AS I was going by Charing Cross
I saw a black man upon a black horse;
They told me it was King Charles the First,
Oh dear, my heart was ready to burst.
This rhyme (with its echo of Ride a Cock Horse to Banbury Cross) refers to the public execution of King Charles I on 30 January 1649 outside the palace of Whitehall, very close to Charing Cross. Following his capture and imprisonment by the Parliamentarians towards the end of the Civil War, Charles presented a huge problem to his captors. Alive, he posed a constant threat to their new state; dead, he would instantly become a hero. Eventually and reluctantly, they brought him to trial.
The lack of public support for the trial was painfully obvious, despite the harsh wording of the charge brought against him: ‘Out of a wicked design to erect and uphold himself with an unlimited and tyrannical power to rule according to his own will and to overthrow the rights and the liberties of the people of England.’ Showing the same arrogance that had brought on the Civil War, Charles refused even to answer the charge, believing that his own authority to rule had been given to him by God when he had been crowned and anointed, while the power wielded by those wishing to try him was simply that which grew out of a barrel of gunpowder.
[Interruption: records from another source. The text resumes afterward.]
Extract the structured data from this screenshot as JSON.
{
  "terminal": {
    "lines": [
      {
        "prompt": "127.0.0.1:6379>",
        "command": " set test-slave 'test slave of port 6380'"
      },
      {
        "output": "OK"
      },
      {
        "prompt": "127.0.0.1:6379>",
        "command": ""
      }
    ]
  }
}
The court argued that no man was above the law, but when the king was duly found guilty, Richard Brandon, Hangman of London, summed up the general mood by refusing to carry out the task.
Eventually a man was paid £100, a ridiculous amount of money for the time, to act as executioner, but he insisted on remaining anonymous.
The killing of a king was hugely contentious, and the murder of the man divinely chosen to rule made the perfect ghoulish subject for a nursery rhyme. Although the execution was watched by thousands, including the famous diarist Samuel Pepys, few accounts of it survive to this day. It was common practice for the head of a person convicted of treason to be held up, following their decapitation, and shown to the crowd with the words: ‘Behold the head of a traitor!’ When Charles’s head was exhibited, the words were not used, and unlike the carnival atmosphere at any normal execution, the mood of the crowd was sombre. Hearts really were ready to burst. Various strange phenomena were later recorded in relation to the execution: a beached whale at Dover died within an hour of Charles himself; a falling star appeared that night over Whitehall; and a man who had said the king deserved to die had his eyes pecked out by crows, or so it was said.